Adversaries have a large and continually growing set of known weaknesses for software applications and the operating systems (“OS”) that those applications run on. Exploiting these weaknesses has allowed adversaries to deploy viruses, worms, Trojan horses, and OS rootkits on an untold number of systems. In recent years, various researchers have begun focusing their attention on the lower layers of the hardware/software stack, expanding the set of known weaknesses into new areas.

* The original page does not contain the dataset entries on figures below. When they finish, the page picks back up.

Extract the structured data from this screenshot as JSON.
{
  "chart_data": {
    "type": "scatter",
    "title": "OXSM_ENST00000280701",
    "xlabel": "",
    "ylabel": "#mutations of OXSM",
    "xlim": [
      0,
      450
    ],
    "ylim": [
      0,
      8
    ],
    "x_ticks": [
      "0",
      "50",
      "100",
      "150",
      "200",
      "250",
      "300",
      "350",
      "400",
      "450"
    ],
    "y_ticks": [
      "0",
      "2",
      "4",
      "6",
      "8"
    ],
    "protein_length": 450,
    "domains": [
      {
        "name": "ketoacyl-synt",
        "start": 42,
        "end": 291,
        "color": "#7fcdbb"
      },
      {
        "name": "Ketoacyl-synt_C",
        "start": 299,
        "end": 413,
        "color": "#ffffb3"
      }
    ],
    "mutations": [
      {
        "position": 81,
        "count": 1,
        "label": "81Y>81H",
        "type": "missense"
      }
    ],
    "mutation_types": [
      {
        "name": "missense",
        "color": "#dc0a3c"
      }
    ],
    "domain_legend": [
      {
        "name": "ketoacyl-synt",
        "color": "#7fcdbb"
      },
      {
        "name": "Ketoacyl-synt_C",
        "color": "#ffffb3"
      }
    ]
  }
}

Peripherals capable of Direct Memory Access (“DMA”) can, without authorization, read the contents of the screen, search for strings or keys in memory, change data, escalate the privileges of processes, or inject code. Malicious virtual machine managers (“VMMs”) exist where malicious code executes at a privilege level below the OS, thereby providing backdoor functionality that is invisible to the OS. Device firmware involved in the computer boot process has also being targeted. Malicious modifications to the boot-related firmware stored in the system's Basic Input/Output System (“BIOS”), Peripheral Component Interconnect (“PCI”) expansion and option ROMs, and Extensible Firmware Interface (“EFI”) have been demonstrated. Malicious modifications to this boot-related firmware can bootstrap a rootkit before the OS loads.
One potential defense against malicious rootkits, VMMs, and modified boot firmware is to use DMA to monitor system memory for unauthorized changes. One such proof-of-concept PCI device that uses DMA reads to image a host computer's memory is named “Tribble.” Another prototype PCI device named “Copilot” uses DMA to detect rootkits by tracking changes to the OS kernel, loaded kernel modules (drivers), and critical data structures. While Copilot was designed to detect OS-level rootkits, the technique would also be applicable to detecting malicious VMMs.
In order to prevent devices like Tribble and Copilot detecting deeply-buried malware, a malware researcher has developed techniques that block DMA to regions of memory occupied by malware. This DMA blocking technique is possible because the system's memory controller handles memory access from the central processing unit (“CPU”) and DMA-capable devices slightly differently. Malware that wishes to remain hidden changes several configuration registers in the memory controller so that the CPU still has access to the region of memory occupied by the malware, but any attempted DMA to that memory region is redirected to another location.
Another hardware-layer defense is the Trusted Platform Module (“TPM”). The TPM provides a hardware-based random number generator, protected generation and storage of cryptographic keys, “attestation” of boot process integrity, and “sealing” (encryption) of data based on attestation values. Attestation involves calculating a cryptographic hash of boot-related firmware, boot loaders, and the OS. The resulting cryptographic hashes for each stage of the boot process are compared against know good values before transferring execution to that stage. A TPM-enabled system would be capable of detecting many forms of firmware modifications.
The hardware/software stack, current and emerging threats, and conventional defenses are shown graphically in FIG. 1. As FIG. 1 illustrates, system defenders lack defenses at the lower layers of the hardware/software stack that can effectively deal with malware threats at higher layers of the stack.